Celeste tried—in vain—not to stare at the illustration. Where was their clothing?
The man’s powerful arm angled—
The woman’s leg—
Heat coiled in her belly. She swallowed hard.
“I—I’m not certain,” she managed, her voice far too high, “but it seems they’re—well…” Celeste turned the book upside down. And that brought her face-to-face with the hero’s male endowments.
Her cheeks burned, and she shut the book with a soft thud. “I never knew a Shakespearean heroine could do that.”
No, truly. Where in the text had this been? Had Rosalind, beneath all that clever banter, been doing this? Had Beatrice, when she teased Benedick, secretly imagined this? Titania had certainly loved Oberon—but had she loved him… like this?
A fresh wave of heat flushed through her. “Er, Prue. Help me collect them. I will have to study them more closely.”
“All of them, Lady Cecilia?”
Celeste fanned herself. “Yes, dear. Every last one.”
Prue’s lanky arms strained to contain the pile of scandalous tomes. Celeste slid the illustrated book inside the Shakespeare folio she’d been reading, hoping the Bard’s formidable cover would hide such an indecent secret.

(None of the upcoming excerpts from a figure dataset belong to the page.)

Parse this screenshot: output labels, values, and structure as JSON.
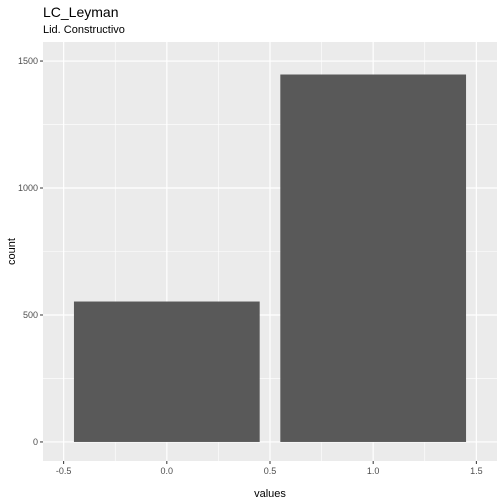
{
  "chart_data": {
    "type": "bar",
    "title": "LC_Leyman",
    "subtitle": "Lid. Constructivo",
    "xlabel": "values",
    "ylabel": "count",
    "x": [
      0,
      1
    ],
    "values": [
      553,
      1447
    ],
    "bar_width": 0.9,
    "xlim": [
      -0.5,
      1.5
    ],
    "ylim": [
      0,
      1500
    ],
    "xticks": [
      "-0.5",
      "0.0",
      "0.5",
      "1.0",
      "1.5"
    ],
    "yticks": [
      "0",
      "500",
      "1000",
      "1500"
    ],
    "bar_color": "#595959",
    "panel_color": "#ebebeb",
    "grid": true
  }
}
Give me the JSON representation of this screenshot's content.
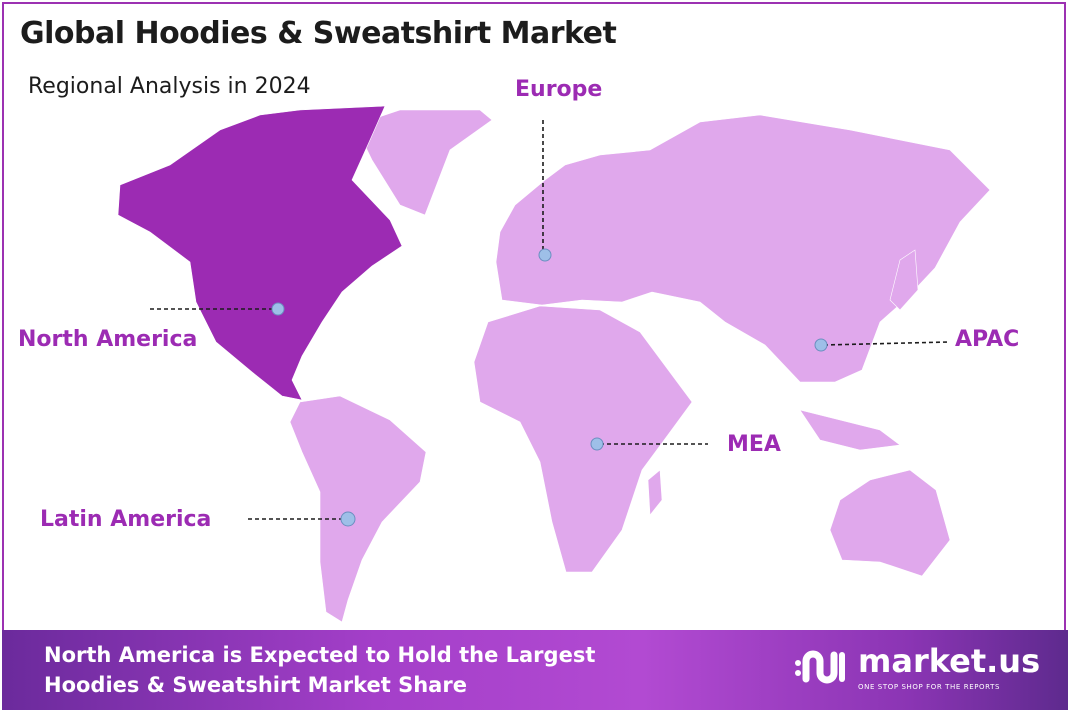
{
  "header": {
    "title": "Global Hoodies & Sweatshirt Market",
    "subtitle": "Regional Analysis in 2024"
  },
  "colors": {
    "highlight": "#9c2bb3",
    "other_regions": "#e0a8ec",
    "marker": "#9ebfe8",
    "border": "#9c31b2"
  },
  "regions": [
    {
      "name": "North America",
      "highlighted": true
    },
    {
      "name": "Europe",
      "highlighted": false
    },
    {
      "name": "APAC",
      "highlighted": false
    },
    {
      "name": "MEA",
      "highlighted": false
    },
    {
      "name": "Latin America",
      "highlighted": false
    }
  ],
  "footer": {
    "line1": "North America is Expected to Hold the Largest",
    "line2": "Hoodies & Sweatshirt Market Share",
    "logo_name": "market.us",
    "logo_tagline": "ONE STOP SHOP FOR THE REPORTS"
  }
}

Just as they prepared to slip out, footsteps sounded outside. Celeste’s head shot up, breath stalling. If being seen were not tragedy enough, Prue’s slipper caught in the carpet, and she went sprawling. Books spilled everywhere. One fell open, displaying not one, but two heroines locked in a tight embrace. Prue lifted desperate eyes to Celeste.
“Under the table, quickly.”
As Prue dragged the last tome beneath the heavy oak desk, the door swung wide. Hawk strode in, blocking the light from the corridor—and dear God, Prue had been right. His shoulders were as wide as a cathedral’s door, and he was so awesome and fearsome and handsome and every-some that Celeste nearly swooned.
He scanned the room, eyes narrowing when they landed on her. “Celeste. There you are. Didn’t you hear the roll call?”
She stepped forward, just far enough to block his view of the desk where Prue’s skirts were visibly quivering.
“Oh, that?” she asked, blinking innocently. “I assumed it was some sort of military screech designed to frighten pigeons off the roof. Or possibly ballerinas out of hiding. Quite effective, if that was the goal.”
His brow arched. “It was meant to summon wayward wards to luncheon. Though next time, I might employ a bugle—or a search party.”
Her heart stampeded in her chest. The hero of theMerchant of Venusbecame Hawk vividly in her mind. What if she were the heroine? The idea made her legs go weak. She was certainly flexible enough, her brain supplied unhelpfully.
“You’re flushed.” He reached for her forehead, the calluses on his fingertips grazing her skin.
“It’s nothing,” she whispered. “I was only—”
“You have a fever.” He lowered his voice. “I’ll summon the physician—”
“There’s no need. I—I was reading Shakespeare.”
Hawk narrowed his eyes. “You’re sweating.”
“It was a very tense passage.”
He glanced at her wrist, then closed his hand around it. She imagined Hawk straining like the hero in the lithograph, muscles flexing, mouth parted…
“Your pulse is racing.”
“Passion—I mean, um, pressure! From…all the reading.”
“I won’t play games with your health, Celeste. You have a fever, and I will not have you collapsing on the road tomorrow.”
“What?” She blinked, panic rising. “You can’t cancel our trip to my father’s castle.”